Trouble in the Commons communicates itself the electorate as a government under challenge.
And how about the Middle England of legend, the Tory core vote ruthlessly and expertly poached by the Labour party in 1997, sticking with it in 2001, and splitting between uneasy loyalty, erosion to the Liberal Democrats and returning to the Tories in 2005? Middle England is, of course, a huge beneficiary of the Welfare State. But it wants its welfare benefits without tax-and-spend excesses. University tuition fees; bussing of pupils to equalise admissions to good schools; above all, the increasing pressure of taxes from Council Tax to national insurance, have eroded the party’s standing with this key electorate. In 2001 the Tories won the most votes in England, piling them up (not always usefully) in the South-East, East and South-West.
Yes, the economy has sustained a high level of growth and jobs and house price rises for home owners (whose children, of course, would like to be home-buyers) and, until recently, low inflation. But the charge of wasted investment in health and education is persistent and corrosive.

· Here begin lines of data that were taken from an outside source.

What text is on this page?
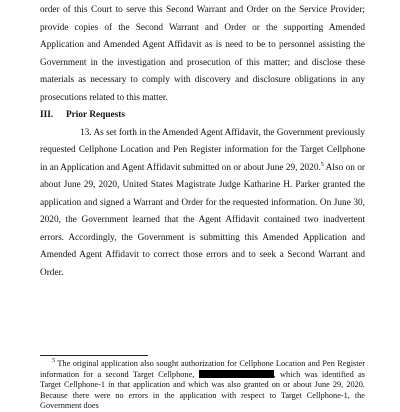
order of this Court to serve this Second Warrant and Order on the Service Provider; provide copies of the Second Warrant and Order or the supporting Amended Application and Amended Agent Affidavit as is need to be to personnel assisting the Government in the investigation and prosecution of this matter; and disclose these materials as necessary to comply with discovery and disclosure obligations in any prosecutions related to this matter.

III. Prior Requests

13. As set forth in the Amended Agent Affidavit, the Government previously requested Cellphone Location and Pen Register information for the Target Cellphone in an Application and Agent Affidavit submitted on or about June 29, 2020.$^5$ Also on or about June 29, 2020, United States Magistrate Judge Katharine H. Parker granted the application and signed a Warrant and Order for the requested information. On June 30, 2020, the Government learned that the Agent Affidavit contained two inadvertent errors. Accordingly, the Government is submitting this Amended Application and Amended Agent Affidavit to correct those errors and to seek a Second Warrant and Order.

$^5$ The original application also sought authorization for Cellphone Location and Pen Register information for a second Target Cellphone,	, which was identified as Target Cellphone-1 in that application and which was also granted on or about June 29, 2020. Because there were no errors in the application with respect to Target Cellphone-1, the Government does
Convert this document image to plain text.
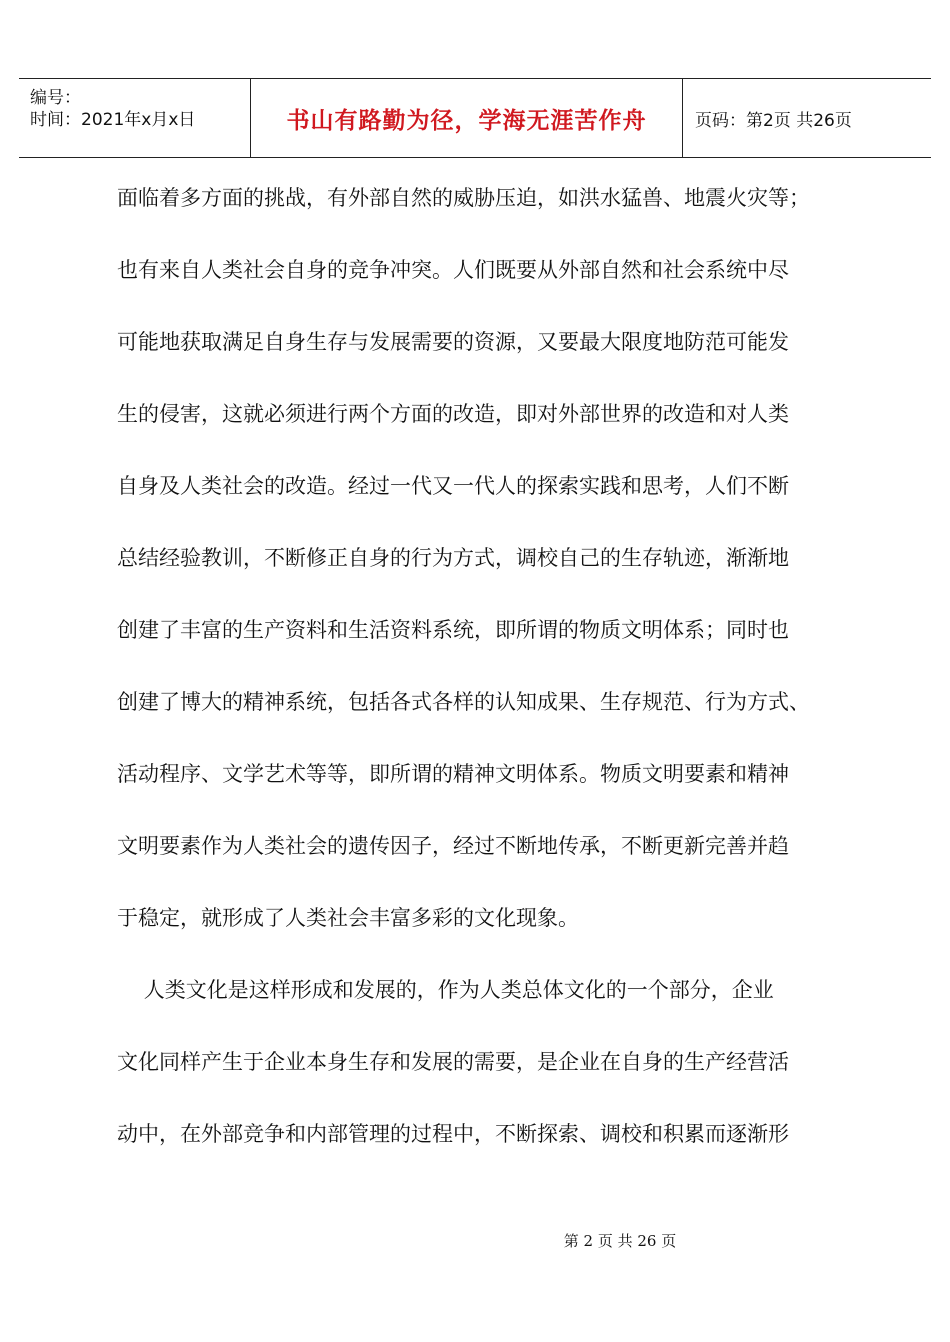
编号：
时间：2021年x月x日	书山有路勤为径，学海无涯苦作舟	页码：第2页 共26页

面临着多方面的挑战，有外部自然的威胁压迫，如洪水猛兽、地震火灾等；

也有来自人类社会自身的竞争冲突。人们既要从外部自然和社会系统中尽

可能地获取满足自身生存与发展需要的资源，又要最大限度地防范可能发

生的侵害，这就必须进行两个方面的改造，即对外部世界的改造和对人类

自身及人类社会的改造。经过一代又一代人的探索实践和思考，人们不断

总结经验教训，不断修正自身的行为方式，调校自己的生存轨迹，渐渐地

创建了丰富的生产资料和生活资料系统，即所谓的物质文明体系；同时也

创建了博大的精神系统，包括各式各样的认知成果、生存规范、行为方式、

活动程序、文学艺术等等，即所谓的精神文明体系。物质文明要素和精神

文明要素作为人类社会的遗传因子，经过不断地传承，不断更新完善并趋

于稳定，就形成了人类社会丰富多彩的文化现象。

人类文化是这样形成和发展的，作为人类总体文化的一个部分，企业

文化同样产生于企业本身生存和发展的需要，是企业在自身的生产经营活

动中，在外部竞争和内部管理的过程中，不断探索、调校和积累而逐渐形

第 2 页 共 26 页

But the real blow to the Government has been the impression of simple incompetence. The succession of Home Office fiascos concerning prisoners and asylum seekers provide a daily headlines about a government which is not in control in areas like immigration and law and order where the electorate presents a huge soft under-belly of alarm. In a more minor way the problems in introducing tax credits for poor families and running farm payments heighten the impression of a government not on top of the job. To make matters worse the Government’s response to security issues has laid it open to the charge of riding rough-shed over civil liberties.
And then, of course, Iraq. It is a far cry from Blair’s triumphal appearance before the cheering crowds in Kosovo to the daily tally of terrorist attacks in Iraq. The belief that Blair misled the country over weapons of mass destruction and that he has turned himself into a lackey of the President of the US is the single biggest factor in destroying Blair’s unique freshness and integrity in the eyes of the country.
So do these issues aggregate to a destruction of trust? Yes, provided we acknowledge that Trust is shorthand for many different sorts of disaffection, some specific, some much more general. And the nation is not one primal political force – it is a mass of differing interests and outlooks. When sufficient of these come to the view that there is a better alternative then a Government’s time is up.
The times are no longer in tune with Tony Blair.